Marieta Żukowska - serialowa Sabina w „#BringBackAlice”
Marieta Żukowska w „#BringBackAlice” wciela się w matkę głównej bohaterki, Sabinę. Prywatnie jest mamą 11-latki. Jak poradziła sobie ze zmierzeniem się z zaginięciem serialowej córki?
Wydaje mi się, że to najcięższa sytuacja, z jaką musi się zmierzyć matka. Poziom emocji wydaje się być nie do wytrzymania. Budując tę postać, zastanawiałam się, co musiałoby się wydarzyć, aby Sabina poradziła sobie z tą tragedią. Wierze, że ona nie dopuszczała do siebie myśli, że cokolwiek złego mogło przytrafić się jej jedynej córce. Codziennie na nią czekała i wierzyła, że to jest ten dzień, w którym wróci. I rzeczywiście zastaliśmy ją w odjechanej sukience, z idealnym makijażem i nienaganną fryzurą. A przecież powinniśmy zobaczyć wrak człowieka, który rok wcześniej stracił swoje dziecko. Sabina musiała być twardą kobietą, że w ogóle udało jej się przetrwać ten czas. - powiedziała aktorka w rozmowie z Aleksandra Wojtanek/AKPA.

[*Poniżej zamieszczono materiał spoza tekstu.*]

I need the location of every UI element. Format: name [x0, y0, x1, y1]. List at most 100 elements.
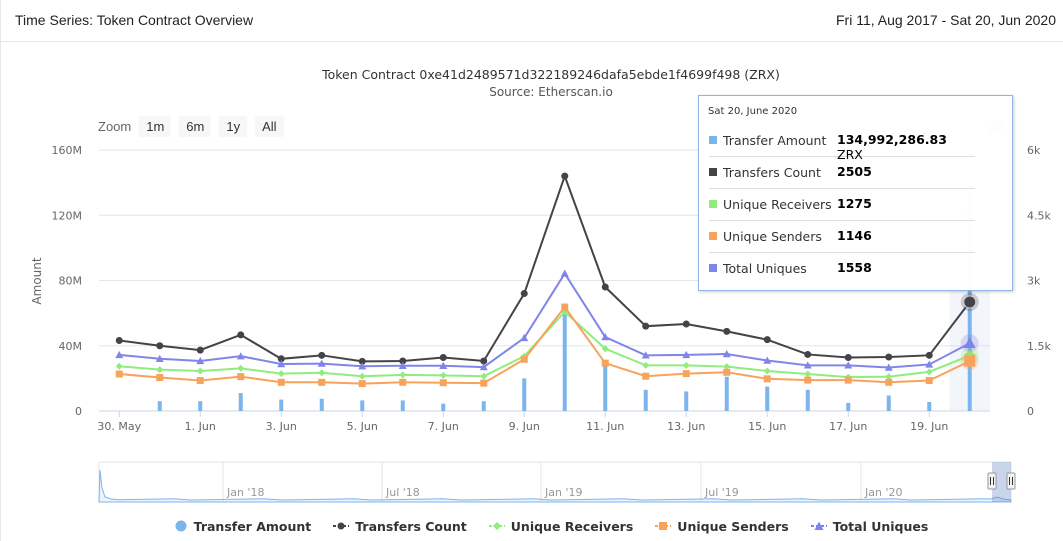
legend-item-total-uniques[interactable]: Total Uniques	[810, 516, 928, 536]
legend-item-unique-receivers[interactable]: Unique Receivers	[488, 516, 634, 536]
legend-item-transfers-count[interactable]: Transfers Count	[333, 516, 467, 536]
tooltip-value: 1146	[837, 228, 872, 243]
data-point	[844, 361, 853, 369]
navigator-left-handle[interactable]	[987, 472, 997, 490]
tooltip-label: Total Uniques	[723, 261, 807, 276]
tooltip-row-unique-senders: Unique Senders 1146	[709, 221, 975, 253]
zoom-all-button[interactable]: All	[255, 116, 284, 137]
navigator-frame	[98, 461, 1012, 503]
tooltip-value: 1558	[837, 260, 872, 275]
data-point	[236, 352, 245, 360]
transfer-amount-bar	[481, 401, 486, 411]
tooltip-label: Unique Senders	[723, 229, 822, 244]
data-point	[682, 361, 690, 369]
tooltip-date: Sat 20, June 2020	[708, 106, 798, 117]
data-point	[641, 351, 650, 359]
legend-label: Transfer Amount	[193, 518, 312, 534]
data-point	[964, 355, 976, 367]
transfer-amount-bar	[400, 400, 405, 411]
zoom-6m-button[interactable]: 6m	[179, 116, 212, 137]
data-point	[358, 380, 366, 388]
data-point	[237, 364, 245, 372]
data-point	[763, 356, 772, 364]
tooltip-value: 1275	[837, 196, 872, 211]
data-point	[884, 363, 893, 371]
data-point	[156, 374, 164, 382]
legend-label: Unique Senders	[677, 518, 789, 534]
data-point	[480, 372, 488, 380]
y-left-tick-label: 0	[75, 405, 82, 418]
data-point	[318, 369, 326, 377]
data-point	[682, 350, 691, 359]
data-point	[763, 367, 771, 375]
line-square-marker-icon	[655, 522, 672, 530]
data-point	[196, 346, 204, 354]
tooltip-swatch	[709, 232, 717, 240]
data-point	[682, 370, 690, 378]
x-tick-label: 3. Jun	[266, 420, 297, 433]
tooltip-row-unique-receivers: Unique Receivers 1275	[709, 189, 975, 221]
chart-tooltip: Sat 20, June 2020 Transfer Amount 134,99…	[698, 95, 1013, 291]
data-point	[885, 378, 893, 386]
data-point	[439, 361, 448, 369]
zoom-1y-button[interactable]: 1y	[219, 116, 248, 137]
tooltip-row-total-uniques: Total Uniques 1558	[709, 253, 975, 284]
data-point	[844, 353, 852, 361]
navigator-right-handle[interactable]	[1006, 472, 1016, 490]
line-circle-marker-icon	[333, 522, 350, 530]
transfer-amount-bar	[360, 400, 365, 411]
legend-label: Unique Receivers	[510, 518, 634, 534]
data-point	[277, 378, 285, 386]
tooltip-value: 134,992,286.83 ZRX	[837, 132, 947, 162]
transfer-amount-bar	[765, 386, 770, 411]
tooltip-row-transfers-count: Transfers Count 2505	[709, 157, 975, 189]
data-point	[803, 361, 812, 369]
transfer-amount-bar	[846, 402, 851, 411]
tooltip-swatch	[709, 136, 717, 144]
legend-item-transfer-amount[interactable]: Transfer Amount	[174, 516, 312, 536]
transfer-amount-bar	[522, 378, 527, 411]
tooltip-value: 2505	[837, 164, 872, 179]
card-title: Time Series: Token Contract Overview	[15, 12, 254, 28]
transfer-amount-bar	[643, 389, 648, 411]
zoom-1m-button[interactable]: 1m	[139, 116, 172, 137]
data-point	[601, 359, 609, 367]
transfer-amount-bar	[805, 389, 810, 411]
y-right-tick-label: 3k	[1027, 275, 1041, 288]
series-line	[119, 271, 971, 369]
data-point	[480, 357, 488, 365]
data-point	[925, 351, 933, 359]
data-point	[358, 357, 366, 365]
handle-body	[987, 472, 997, 490]
data-point	[358, 372, 366, 380]
transfer-amount-bar	[441, 403, 446, 411]
data-point	[722, 350, 731, 358]
data-point	[723, 363, 731, 371]
navigator-area	[98, 469, 1012, 503]
data-point	[317, 359, 326, 367]
navigator-label: Jul '19	[704, 486, 739, 499]
x-tick-label: 13. Jun	[667, 420, 705, 433]
data-point	[196, 356, 205, 365]
data-point	[885, 373, 893, 381]
data-point	[963, 337, 976, 349]
data-point	[804, 370, 812, 378]
chart-legend: Transfer Amount Transfers Count Unique R…	[1, 516, 1063, 536]
navigator-label: Jul '18	[385, 486, 420, 499]
data-point	[642, 361, 650, 369]
legend-item-unique-senders[interactable]: Unique Senders	[655, 516, 789, 536]
navigator-selection	[992, 462, 1011, 502]
tooltip-label: Unique Receivers	[723, 197, 832, 212]
series-line	[119, 173, 971, 363]
data-point	[561, 303, 569, 311]
data-point	[277, 360, 286, 368]
transfer-amount-bar	[157, 401, 162, 411]
data-point	[885, 353, 893, 361]
data-point	[196, 367, 204, 375]
tooltip-swatch	[709, 264, 717, 272]
data-point	[439, 371, 447, 379]
transfer-amount-bar	[927, 402, 932, 411]
navigator-label: Jan '20	[864, 486, 902, 499]
data-point	[398, 361, 407, 369]
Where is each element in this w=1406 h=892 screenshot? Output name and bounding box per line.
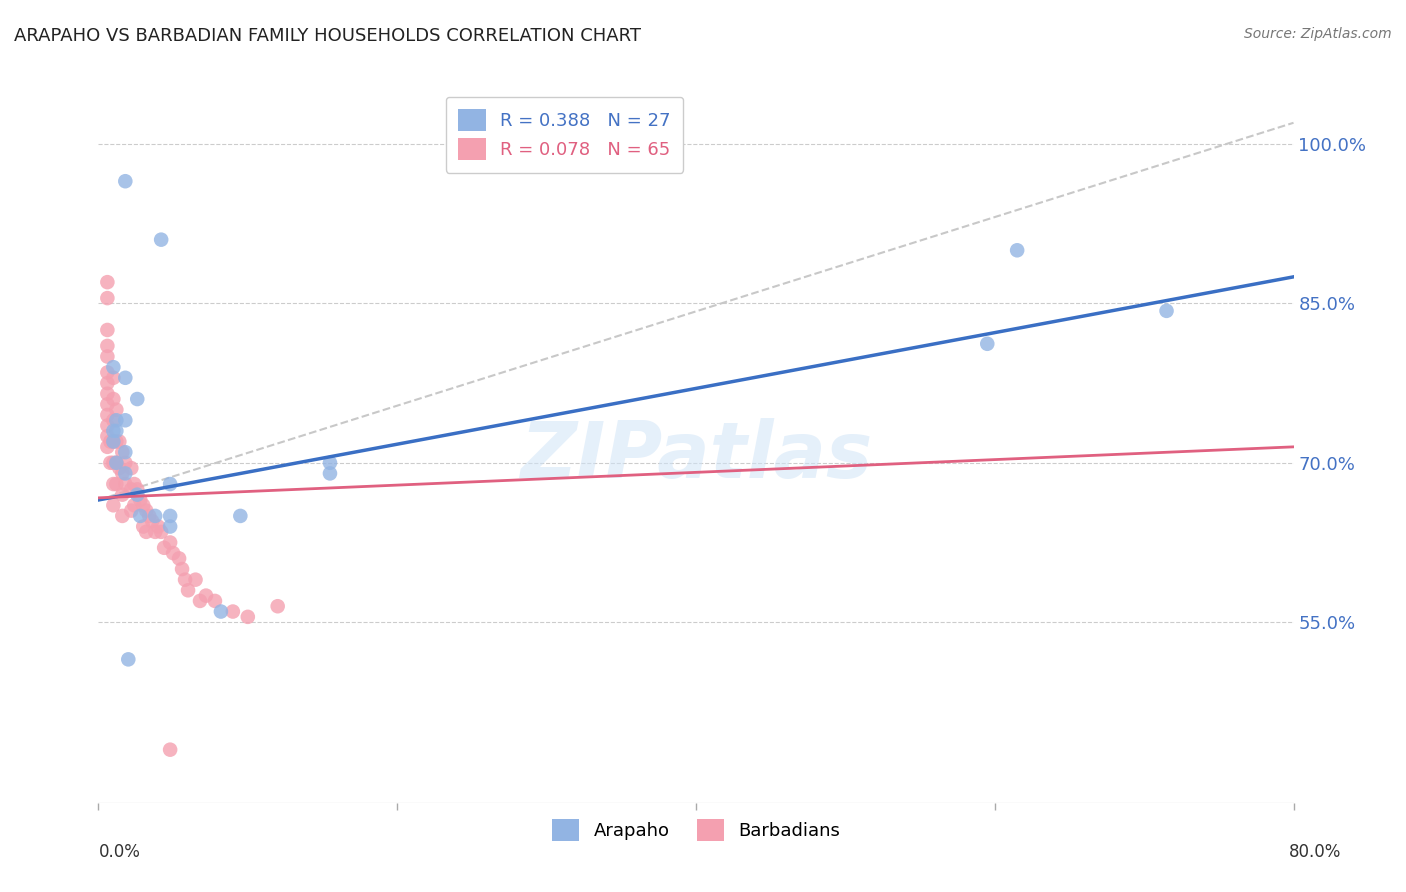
Point <box>188 594 211 608</box>
Point <box>127 392 149 406</box>
Point <box>103 424 125 438</box>
Point <box>103 371 125 385</box>
Point <box>141 514 163 528</box>
Point <box>114 371 136 385</box>
Text: 0.0%: 0.0% <box>98 843 141 861</box>
Point <box>138 508 160 523</box>
Point <box>319 467 342 481</box>
Point <box>96 339 118 353</box>
Text: ZIPatlas: ZIPatlas <box>520 418 872 494</box>
Point <box>124 498 146 512</box>
Point <box>103 434 125 449</box>
Point <box>135 503 157 517</box>
Point <box>111 488 134 502</box>
Point <box>195 589 218 603</box>
Text: 80.0%: 80.0% <box>1288 843 1341 861</box>
Point <box>159 535 181 549</box>
Point <box>114 174 136 188</box>
Point <box>267 599 290 614</box>
Point <box>114 477 136 491</box>
Point <box>96 291 118 305</box>
Point <box>96 275 118 289</box>
Point <box>120 461 142 475</box>
Point <box>132 519 155 533</box>
Point <box>105 424 128 438</box>
Point <box>105 456 128 470</box>
Point <box>159 477 181 491</box>
Point <box>120 503 142 517</box>
Point <box>96 418 118 433</box>
Point <box>127 488 149 502</box>
Point <box>105 477 128 491</box>
Point <box>96 429 118 443</box>
Point <box>229 508 252 523</box>
Point <box>103 360 125 375</box>
Point <box>96 408 118 422</box>
Point <box>162 546 184 560</box>
Point <box>103 413 125 427</box>
Point <box>98 456 122 470</box>
Point <box>127 483 149 497</box>
Point <box>159 508 181 523</box>
Point <box>103 392 125 406</box>
Point <box>150 233 173 247</box>
Text: Source: ZipAtlas.com: Source: ZipAtlas.com <box>1244 27 1392 41</box>
Point <box>159 519 181 533</box>
Point <box>96 323 118 337</box>
Point <box>105 456 128 470</box>
Legend: Arapaho, Barbadians: Arapaho, Barbadians <box>544 812 848 848</box>
Point <box>167 551 190 566</box>
Point <box>222 605 245 619</box>
Point <box>153 541 176 555</box>
Point <box>150 524 173 539</box>
Point <box>111 467 134 481</box>
Point <box>96 350 118 364</box>
Point <box>1005 244 1028 258</box>
Point <box>184 573 207 587</box>
Point <box>96 376 118 390</box>
Point <box>105 413 128 427</box>
Point <box>129 493 152 508</box>
Point <box>120 483 142 497</box>
Point <box>96 397 118 411</box>
Point <box>103 477 125 491</box>
Point <box>159 742 181 756</box>
Point <box>124 477 146 491</box>
Point <box>114 445 136 459</box>
Point <box>209 605 232 619</box>
Point <box>108 461 131 475</box>
Point <box>132 498 155 512</box>
Point <box>98 434 122 449</box>
Point <box>177 583 200 598</box>
Point <box>96 386 118 401</box>
Point <box>143 524 166 539</box>
Point <box>319 456 342 470</box>
Point <box>117 652 139 666</box>
Point <box>143 508 166 523</box>
Point <box>135 524 157 539</box>
Point <box>96 440 118 454</box>
Point <box>103 456 125 470</box>
Point <box>96 366 118 380</box>
Point <box>111 445 134 459</box>
Point <box>1156 303 1178 318</box>
Point <box>204 594 226 608</box>
Point <box>114 413 136 427</box>
Point <box>114 456 136 470</box>
Point <box>148 519 170 533</box>
Point <box>108 434 131 449</box>
Point <box>976 336 998 351</box>
Point <box>105 402 128 417</box>
Point <box>111 508 134 523</box>
Point <box>103 498 125 512</box>
Point <box>174 573 197 587</box>
Point <box>105 434 128 449</box>
Point <box>129 508 152 523</box>
Point <box>236 610 259 624</box>
Point <box>172 562 194 576</box>
Point <box>103 434 125 449</box>
Text: ARAPAHO VS BARBADIAN FAMILY HOUSEHOLDS CORRELATION CHART: ARAPAHO VS BARBADIAN FAMILY HOUSEHOLDS C… <box>14 27 641 45</box>
Point <box>114 467 136 481</box>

W zaginioną córkę Alicję wcieliła się Helena Englert. Marieta opowiedziała, jak pracowało jej się z młodą aktorką:
Od razu zbudowałyśmy ze sobą więź. Nawet gdy nie mówiłyśmy nic do siebie, to czułam to olbrzymie wsparcie z jej strony i mam nadzieje, że ona z mojej również. Helena została rzucona na głęboką wodę. Zupełnie tak samo, jak ja, gdy zaczynałam swoją przygodę z aktorstwem. Zmierzenie się z tymi ekstremalnymi emocjami nie należy do najprostszych rzeczy. Domyślam się, jak bardzo było jej momentami ciężko, ale wierzę w jej siłę i mądrość. [...] Właśnie od Heleny nauczyłam się bardzo ważnej rzeczy, za którą jestem jej bardzo wdzięczna. Podkreśliła to, abym pozwoliła swojej córeczce się wyindywidualizować. Choć jest to dla mnie - rodzica niełatwe, warto odpuścić swoje gusta, przekonania na temat życia i pozwolić dziecku iść własną drogą. Ważne, żeby czuła się spełniona i szczęśliwa. Nawet jeśli coś mi się nie spodoba, muszę to zaakceptować, bo to jest jej życie.
Aktualnie Marieta Żukowska pracuje nad zagraniczną produkcją.
Jestem w trakcie zdjęć do włoskiego filmu. To bardzo miła praca i spełnienie marzeń, zwłaszcza że gram po włosku. [...] Włosi mają dużo w sobie spokoju, nie spieszą się. Potrafią robić jedną scenę przez cały dzień, a w Polsce z reguły pędzimy i gramy po sześć scen. Tam jest więcej spokoju na planie i czasu na wszystko. - przyznała w tej samej rozmowie.